Ten years ago, Takeshi wouldn't be able to tell you what any of those words meant. Experience was a bitch.

He didn't know who's idea it was to enter into a target situation dressed to the nines, but it seemed to be a standard everyone in the family took to heart. Countless shirts, and suits ruined because of this standard, every new mission, a new shirt, a new suit jacket, a new tie. A new tie that he still couldn't tie on his own.
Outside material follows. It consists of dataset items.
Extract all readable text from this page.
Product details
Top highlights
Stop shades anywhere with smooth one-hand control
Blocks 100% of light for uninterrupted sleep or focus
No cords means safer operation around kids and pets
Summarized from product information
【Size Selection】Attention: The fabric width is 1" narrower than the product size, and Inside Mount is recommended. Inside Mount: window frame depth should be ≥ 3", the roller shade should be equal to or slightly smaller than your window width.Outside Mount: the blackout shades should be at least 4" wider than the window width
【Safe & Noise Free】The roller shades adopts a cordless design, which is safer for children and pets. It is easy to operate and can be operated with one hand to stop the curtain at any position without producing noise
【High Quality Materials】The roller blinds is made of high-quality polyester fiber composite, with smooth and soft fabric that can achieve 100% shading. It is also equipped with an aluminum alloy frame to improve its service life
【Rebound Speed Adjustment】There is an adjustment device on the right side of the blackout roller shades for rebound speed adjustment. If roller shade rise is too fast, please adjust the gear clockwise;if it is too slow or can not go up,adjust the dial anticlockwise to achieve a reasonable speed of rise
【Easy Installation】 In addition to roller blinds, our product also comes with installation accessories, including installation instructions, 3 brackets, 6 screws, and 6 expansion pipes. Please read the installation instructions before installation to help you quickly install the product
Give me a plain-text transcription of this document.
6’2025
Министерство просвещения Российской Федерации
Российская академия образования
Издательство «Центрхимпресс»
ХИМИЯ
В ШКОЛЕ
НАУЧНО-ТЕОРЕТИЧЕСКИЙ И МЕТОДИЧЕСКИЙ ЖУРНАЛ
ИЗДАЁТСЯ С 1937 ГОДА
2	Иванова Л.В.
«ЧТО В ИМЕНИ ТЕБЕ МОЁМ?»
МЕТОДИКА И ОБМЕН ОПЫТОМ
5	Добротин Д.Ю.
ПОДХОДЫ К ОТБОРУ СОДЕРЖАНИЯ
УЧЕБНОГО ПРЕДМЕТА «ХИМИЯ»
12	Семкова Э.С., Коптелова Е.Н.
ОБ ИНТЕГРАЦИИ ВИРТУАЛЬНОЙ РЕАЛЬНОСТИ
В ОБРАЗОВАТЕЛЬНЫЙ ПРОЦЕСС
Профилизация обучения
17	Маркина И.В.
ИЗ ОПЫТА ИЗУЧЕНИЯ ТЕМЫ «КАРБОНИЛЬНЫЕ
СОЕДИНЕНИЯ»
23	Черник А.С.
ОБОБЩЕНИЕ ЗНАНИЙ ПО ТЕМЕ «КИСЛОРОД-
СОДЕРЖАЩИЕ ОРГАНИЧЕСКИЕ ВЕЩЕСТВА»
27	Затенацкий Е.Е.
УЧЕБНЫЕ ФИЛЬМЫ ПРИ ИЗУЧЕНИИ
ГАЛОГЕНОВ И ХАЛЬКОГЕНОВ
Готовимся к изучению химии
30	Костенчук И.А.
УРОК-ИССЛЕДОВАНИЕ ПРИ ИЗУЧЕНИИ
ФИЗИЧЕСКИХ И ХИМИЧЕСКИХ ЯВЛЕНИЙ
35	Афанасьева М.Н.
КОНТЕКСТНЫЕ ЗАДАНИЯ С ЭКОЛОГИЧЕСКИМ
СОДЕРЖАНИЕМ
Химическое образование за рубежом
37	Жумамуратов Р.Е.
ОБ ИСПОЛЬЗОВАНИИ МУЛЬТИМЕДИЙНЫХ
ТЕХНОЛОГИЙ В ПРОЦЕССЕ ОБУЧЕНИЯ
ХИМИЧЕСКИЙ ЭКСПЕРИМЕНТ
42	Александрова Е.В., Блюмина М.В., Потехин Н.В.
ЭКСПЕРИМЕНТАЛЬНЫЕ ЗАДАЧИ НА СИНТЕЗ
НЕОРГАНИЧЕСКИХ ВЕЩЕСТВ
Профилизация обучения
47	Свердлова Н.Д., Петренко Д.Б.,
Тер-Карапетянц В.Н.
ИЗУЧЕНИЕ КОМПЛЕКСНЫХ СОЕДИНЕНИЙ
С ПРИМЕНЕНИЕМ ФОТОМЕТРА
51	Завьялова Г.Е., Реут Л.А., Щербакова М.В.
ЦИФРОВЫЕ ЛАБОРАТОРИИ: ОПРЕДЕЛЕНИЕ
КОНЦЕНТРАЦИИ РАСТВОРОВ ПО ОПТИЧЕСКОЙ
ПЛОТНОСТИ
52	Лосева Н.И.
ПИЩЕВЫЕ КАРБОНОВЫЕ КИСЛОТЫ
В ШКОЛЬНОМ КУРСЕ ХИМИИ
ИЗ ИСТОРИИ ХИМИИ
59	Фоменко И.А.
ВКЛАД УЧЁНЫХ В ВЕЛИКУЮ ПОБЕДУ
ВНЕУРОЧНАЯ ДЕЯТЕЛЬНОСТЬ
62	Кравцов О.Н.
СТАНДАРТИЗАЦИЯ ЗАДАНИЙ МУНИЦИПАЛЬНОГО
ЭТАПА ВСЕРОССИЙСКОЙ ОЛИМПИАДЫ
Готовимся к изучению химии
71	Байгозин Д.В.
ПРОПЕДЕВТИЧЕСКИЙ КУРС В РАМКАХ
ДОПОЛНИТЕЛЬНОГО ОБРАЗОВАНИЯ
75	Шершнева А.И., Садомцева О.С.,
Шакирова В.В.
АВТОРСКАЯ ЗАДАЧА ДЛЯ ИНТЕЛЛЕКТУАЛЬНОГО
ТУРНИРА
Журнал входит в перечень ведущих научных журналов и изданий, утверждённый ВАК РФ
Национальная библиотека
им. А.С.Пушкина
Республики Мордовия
And so he sat on the cold white tile floor of the mirrored hotel bathroom, yanking shoes and socks off and tossing them next to the toilet, tucking his phone into one, wriggling out of the wool trousers, his big toe snagging in the whole in the knee. Shrugging out of his jacket, soaked to the elbows in blood, his blue Armani shirt equally as stained, his tie hanging like a noose around his neck, he stripped down until just in his boxers, throwing the ruined clothes into the bathtub.

As he stood he noticed the faint blood transfer on the pristine tiles, where he'd rested his hand, or a sleeve had brushed against the floor, only in passing as he crossed to the table in the corner of the hotel room, blinding reaching in the dark for the book of matches, crumpled and worn in his fist as he returned to the (nearly) sterile white bathroom. He flipped the cover of the book open, two twisted matches stuck up from the bottom. Only two left.

He'd taken the matches from the only smoker in the family, hoping he wouldn't notice their disappearance, hoping to have something to remember him by. As optimistic as he was, as confidant and fool hearty as he knew he was, he knew that there was always a chance that he wasn't going to come back. He knew that as well as anyone (they had seen Tsuna's casket. They knew).

He climbed onto the over polished countertop, noticing the bloody outline of his foot prints on the tile, as he reached for the smoke detector, yanking it out of its socket in the ceiling, dangling on one thin wire.

He pulled one of the matches from the perforation, swiping it against the bottom of the book as sulfur and ash filled the air – it always smelled like him, every time – before flicking the match into the bathtub, polyester and wool smolderingly slowly in the porcelain claw footed tub.

The stench was unbelievable.

If he's done this once, he's done this a hundred times. Eventually the questions about where that nice suit went stop, eventually the questions about "what happened to your face?" stop. Its not like they don't know, its just the social nicety of it all. It was weird thinking that he'd be back at the base like none of this ever happened. He wasn't some deep misunderstood person, that wasn't what the problem was at all, the Yamamoto everyone knew was the Yamamoto that he truly was. It was simply the fact that he was so good at killing that unsettled him, it was the only reason he was entirely despondent, watching his suit curl into ashes.